Dış güçler ile işbirliği hiçbir zaman Nafisi için bir utanç veya ihanet konusu olmadı. Aksine hatıraları arasında Müslüman Kardeşlerin hareket kabiliyetine yönelttiği eleştirilerinde dış güçler ile işbirliğini yoğunlaştırma çağrısında bulundu. Nafisi, siyasal İslam hareketlerinin diğer ülkeler ile işbirliklerini derinleştirmelerini temenni etmektedir. Müslüman Kardeşler dışarıda geniş bir alana yayılmış olmasına rağmen bu, kendisini memnun etmemektedir. Kitabında bu bağlamda yaptığı eleştiride şöyle der: “Bu gruplar bölgeselcilik boşluğuna düşmüşlerdir… Bu geri kalmış ve yenik bakış açısı son derece önemli büyük gerçekleri göz ardı etmektedir. Bu gerçeklerin en önemlisi, çatışan bu düşünsel ve örgütsel dalgaların coğrafi bir nokta olarak Kuveyt’e nasıl isabet etmediğidir. Düşünsel veya eylemsel olsun neden dışarı ile bağlantı kurmaktan korkuyoruz? İslamcı gruplar neden İslam dünyasının herhangi bir yerinde bir araya gelip küresel düzeydeki rollerini koordine etmesinler, bunun ne zararı var?” (Min Eyyam el-Umr el-Mazi “Geçen Ömrün Günleri”, sayfa:149-150).

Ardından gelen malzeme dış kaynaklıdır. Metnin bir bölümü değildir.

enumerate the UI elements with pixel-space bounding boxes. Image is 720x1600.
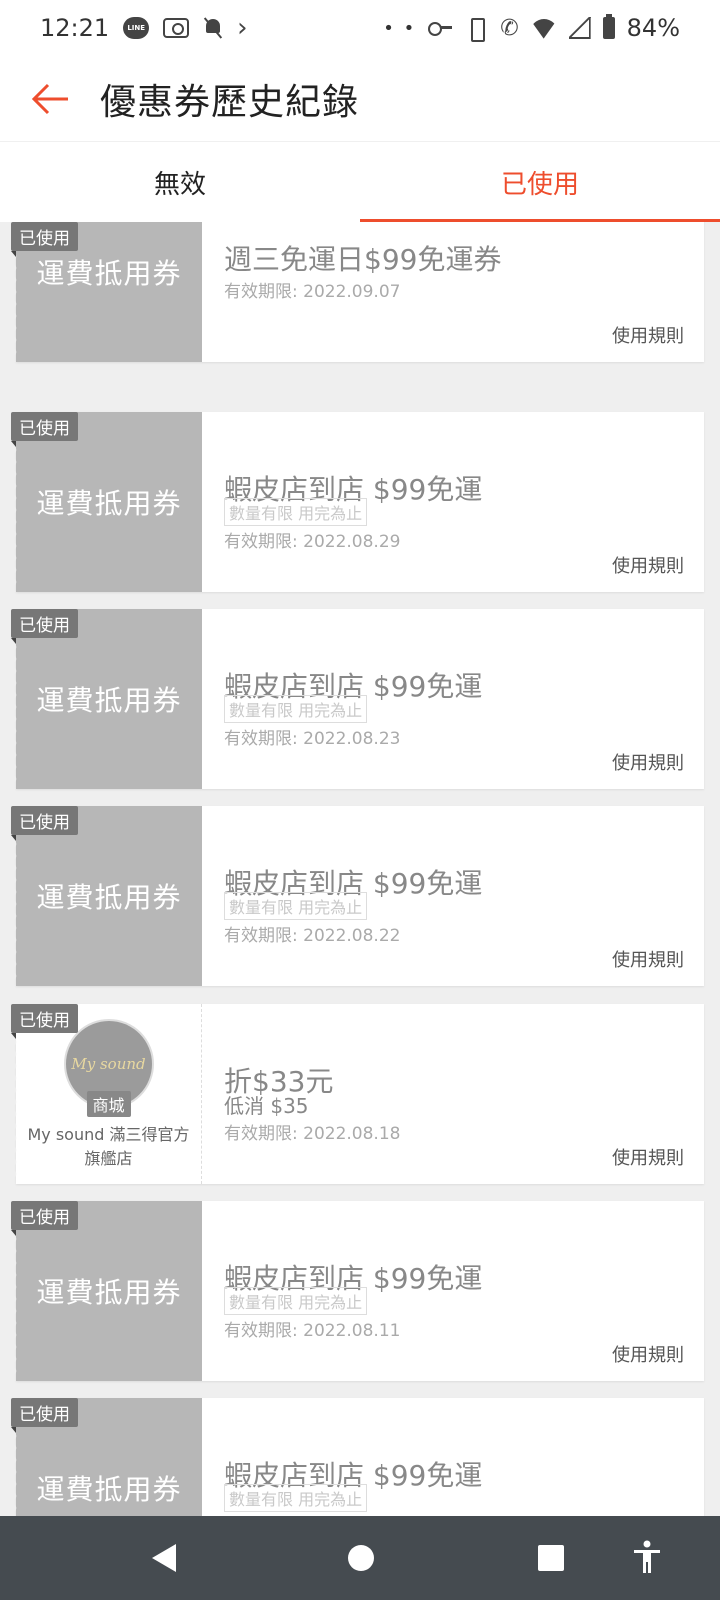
coupon-info: 蝦皮店到店 $99免運 數量有限 用完為止 有效期限: 2022.08.11 使… xyxy=(224,1201,684,1381)
wifi-icon xyxy=(531,17,557,39)
stub-label: 運費抵用券 xyxy=(36,881,182,914)
usage-rules-link[interactable]: 使用規則 xyxy=(612,322,684,348)
recents-square-icon[interactable] xyxy=(538,1545,564,1571)
limited-quantity-tag: 數量有限 用完為止 xyxy=(224,1287,368,1315)
stub-label: 運費抵用券 xyxy=(36,1276,182,1309)
used-badge: 已使用 xyxy=(11,412,78,447)
battery-percent: 84% xyxy=(626,14,680,42)
dots-icon: • • xyxy=(383,17,417,39)
used-badge: 已使用 xyxy=(11,1201,78,1236)
coupon-expiry: 有效期限: 2022.08.18 xyxy=(224,1124,401,1144)
used-badge: 已使用 xyxy=(11,609,78,644)
coupon-card[interactable]: 已使用 運費抵用券 蝦皮店到店 $99免運 數量有限 用完為止 有效期限: 20… xyxy=(11,1201,704,1381)
vibrate-icon xyxy=(464,17,488,42)
coupon-info: 蝦皮店到店 $99免運 數量有限 用完為止 有效期限: 2022.08.23 使… xyxy=(224,609,684,789)
usage-rules-link[interactable]: 使用規則 xyxy=(612,552,684,578)
scallop-edge xyxy=(12,826,20,986)
tab-used[interactable]: 已使用 xyxy=(360,142,720,222)
wifi-call-icon: ✆ xyxy=(500,15,519,41)
home-circle-icon[interactable] xyxy=(348,1545,374,1571)
bell-off-icon xyxy=(203,17,223,39)
coupon-info: 蝦皮店到店 $99免運 數量有限 用完為止 有效期限: 2022.08.22 使… xyxy=(224,806,684,986)
coupon-expiry: 有效期限: 2022.08.29 xyxy=(224,532,401,552)
coupon-info: 週三免運日$99免運券 有效期限: 2022.09.07 使用規則 xyxy=(224,222,684,362)
shop-logo-text: My sound xyxy=(71,1055,146,1073)
coupon-list[interactable]: 運費抵用券 週三免運日$99免運券 有效期限: 2022.09.07 使用規則 … xyxy=(0,222,720,1516)
scallop-edge xyxy=(12,629,20,789)
usage-rules-link[interactable]: 使用規則 xyxy=(612,749,684,775)
limited-quantity-tag: 數量有限 用完為止 xyxy=(224,1484,368,1512)
used-badge: 已使用 xyxy=(11,806,78,841)
limited-quantity-tag: 數量有限 用完為止 xyxy=(224,892,368,920)
coupon-card[interactable]: 已使用 My sound 商城 My sound 滿三得官方旗艦店 折$33元 … xyxy=(11,1004,704,1184)
camera-icon xyxy=(163,18,190,38)
stub-label: 運費抵用券 xyxy=(36,1473,182,1506)
accessibility-icon[interactable] xyxy=(632,1540,662,1574)
back-button[interactable] xyxy=(0,56,100,142)
tab-bar: 無效 已使用 xyxy=(0,142,720,222)
scallop-edge xyxy=(12,1221,20,1381)
used-badge: 已使用 xyxy=(11,1004,78,1039)
scallop-edge xyxy=(12,1024,20,1184)
stub-label: 運費抵用券 xyxy=(36,487,182,520)
coupon-info: 折$33元 低消 $35 有效期限: 2022.08.18 使用規則 xyxy=(224,1004,684,1184)
status-time: 12:21 xyxy=(40,14,110,42)
battery-icon xyxy=(602,14,615,39)
status-bar: 12:21 LINE › • • ✆ 84% xyxy=(0,0,720,56)
page-title: 優惠券歷史紀錄 xyxy=(100,81,360,123)
coupon-info: 蝦皮店到店 $99免運 數量有限 用完為止 xyxy=(224,1398,684,1516)
line-icon: LINE xyxy=(123,17,150,39)
arrow-left-icon xyxy=(31,83,68,114)
chevron-right-icon: › xyxy=(237,13,248,43)
limited-quantity-tag: 數量有限 用完為止 xyxy=(224,498,368,526)
shop-name: My sound 滿三得官方旗艦店 xyxy=(27,1125,190,1168)
coupon-title: 週三免運日$99免運券 xyxy=(224,243,502,276)
usage-rules-link[interactable]: 使用規則 xyxy=(612,1341,684,1367)
stub-label: 運費抵用券 xyxy=(36,684,182,717)
coupon-card[interactable]: 運費抵用券 週三免運日$99免運券 有效期限: 2022.09.07 使用規則 xyxy=(12,222,704,362)
coupon-expiry: 有效期限: 2022.08.23 xyxy=(224,729,401,749)
coupon-card[interactable]: 已使用 運費抵用券 蝦皮店到店 $99免運 數量有限 用完為止 xyxy=(11,1398,704,1516)
limited-quantity-tag: 數量有限 用完為止 xyxy=(224,695,368,723)
min-spend: 低消 $35 xyxy=(224,1094,309,1118)
usage-rules-link[interactable]: 使用規則 xyxy=(612,946,684,972)
coupon-card[interactable]: 已使用 運費抵用券 蝦皮店到店 $99免運 數量有限 用完為止 有效期限: 20… xyxy=(11,806,704,986)
usage-rules-link[interactable]: 使用規則 xyxy=(612,1144,684,1170)
stub-label: 運費抵用券 xyxy=(36,257,182,290)
coupon-expiry: 有效期限: 2022.08.22 xyxy=(224,926,401,946)
used-badge: 已使用 xyxy=(11,222,78,257)
coupon-info: 蝦皮店到店 $99免運 數量有限 用完為止 有效期限: 2022.08.29 使… xyxy=(224,412,684,592)
system-nav-bar xyxy=(0,1516,720,1600)
coupon-expiry: 有效期限: 2022.08.11 xyxy=(224,1321,401,1341)
coupon-card[interactable]: 已使用 運費抵用券 蝦皮店到店 $99免運 數量有限 用完為止 有效期限: 20… xyxy=(11,609,704,789)
used-badge: 已使用 xyxy=(11,1398,78,1433)
coupon-expiry: 有效期限: 2022.09.07 xyxy=(224,282,401,302)
signal-icon xyxy=(568,17,591,39)
key-icon xyxy=(428,21,453,36)
mall-tag: 商城 xyxy=(86,1091,131,1117)
back-triangle-icon[interactable] xyxy=(152,1544,176,1572)
tab-invalid[interactable]: 無效 xyxy=(0,142,360,222)
app-header: 優惠券歷史紀錄 xyxy=(0,56,720,142)
coupon-card[interactable]: 已使用 運費抵用券 蝦皮店到店 $99免運 數量有限 用完為止 有效期限: 20… xyxy=(11,412,704,592)
scallop-edge xyxy=(12,432,20,592)
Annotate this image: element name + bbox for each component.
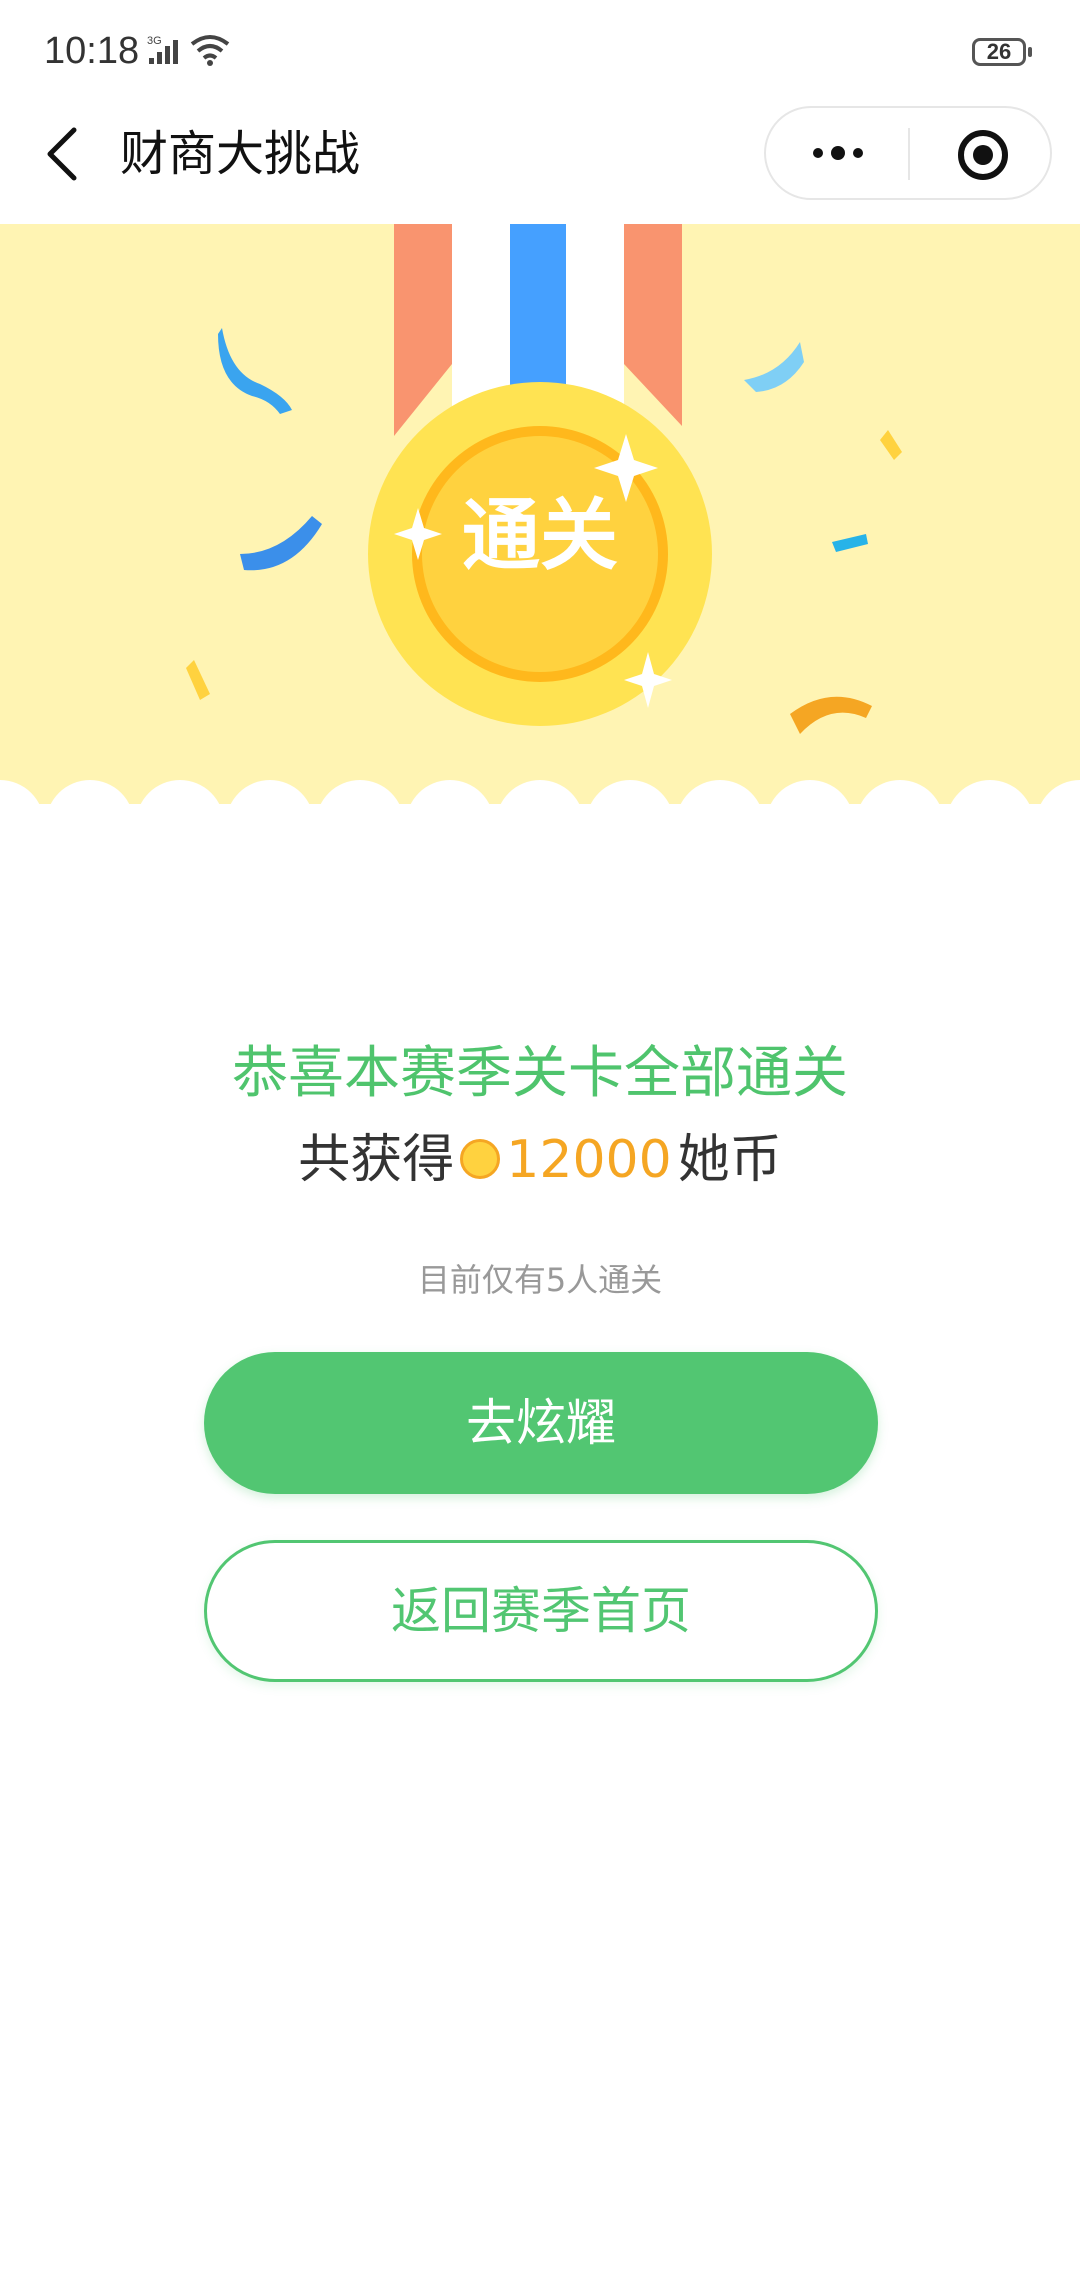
show-off-button[interactable]: 去炫耀 xyxy=(204,1352,878,1494)
battery-tip xyxy=(1028,47,1032,57)
miniprogram-capsule xyxy=(764,106,1052,200)
medal-label: 通关 xyxy=(461,491,618,581)
capsule-divider xyxy=(908,128,910,180)
wifi-icon xyxy=(190,35,230,66)
battery-icon: 26 xyxy=(972,38,1026,66)
status-time: 10:18 xyxy=(44,30,140,72)
reward-unit: 她币 xyxy=(677,1130,782,1190)
coin-icon xyxy=(460,1139,501,1179)
network-type: 3G xyxy=(147,35,162,47)
back-to-season-button[interactable]: 返回赛季首页 xyxy=(204,1540,878,1682)
status-bar: 10:18 3G 26 xyxy=(0,0,1080,100)
back-arrow-icon[interactable] xyxy=(36,124,96,184)
reward-line: 共获得 12000 她币 xyxy=(0,1122,1080,1198)
reward-prefix: 共获得 xyxy=(298,1130,455,1190)
congrats-text: 恭喜本赛季关卡全部通关 xyxy=(232,1041,848,1106)
signal-icon: 3G xyxy=(147,35,178,64)
reward-amount: 12000 xyxy=(506,1130,672,1190)
cleared-count-note: 目前仅有5人通关 xyxy=(417,1261,663,1299)
nav-bar: 财商大挑战 xyxy=(0,100,1080,224)
medal-banner: 通关 xyxy=(0,224,1080,844)
close-target-icon[interactable] xyxy=(956,128,1010,182)
page-title: 财商大挑战 xyxy=(120,126,361,182)
more-icon[interactable] xyxy=(808,138,868,168)
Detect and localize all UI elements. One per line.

11 Eylül saldırıları ile Nafisi, Al-Jazeera kanalının sabit bir konuğu haline geldi. Bu kanalda yayınlanan “Bila Hudud” (Sınırsız) adlı programına konuk olduğu bölümler İslamcılar ve el-Kaide örgütü tarafından aşırı bir sevinçle izlendi. Zira bu bölümlerde Usame bin Ladin aklanıyor, menkıbeler anlatılıyor, gururla yapılan saldırı ve planlardan bahsediliyordu. Bütün bunlar ona köktencilerin nezdinde değer ve etki kazandırdı. Nitekim Rotana kanalında katıldığı bir programda da Nafisi, Bin Ladin’in öldürüldüğünü inkar etmiş ve çılgınca gerekçelerle bunu kanıtlamaya çalışmıştı.
Yine Nafisi, Tunus’ta katıldığı bir program sırasında Arap liderlerini öldürme ve kaçırma çağrısında bulunup kıyamet gününde bütün bunların sorumluluğunu üstlenmeye hazır olduğunu söylemişti. Kitabında yazdığına göre söz konusu devrimci dalgalar aklına Londra’da Ebu Ala el-Mevdudi ile arasındaki tek görüşmenin hatırasını getirmişti. Bilindiği gibi Mevdudi, İslamcı gruplar arasında Seyyid Kutup ile aynı değerdedir. (Sayfa:72)
Bir akademisyen nasıl doğrudan gençlerden kaçırma ve öldürme eylemlerinde bulunmalarını talep edebilir?
Nafisi yazılarında ve konuşmalarında sıkıcı bir şekilde tekrara düşer. Bütün çalışmalarına egemen olan Müslüman Kardeşler örgütü hesabına devlet kavramı ile alay eder. Gerçeği, eğitimleri ve vatanları ile ilişkilerini kesmek amacıyla sürekli yükselen ve umut dolu nesillerin cesaretini kırar. Amacı, bu nesilleri, Russell’ın “Neden Hristiyan Değilim” sorusu kendisini sarstığında sığındığı eski kargaşasına sürüklemektir.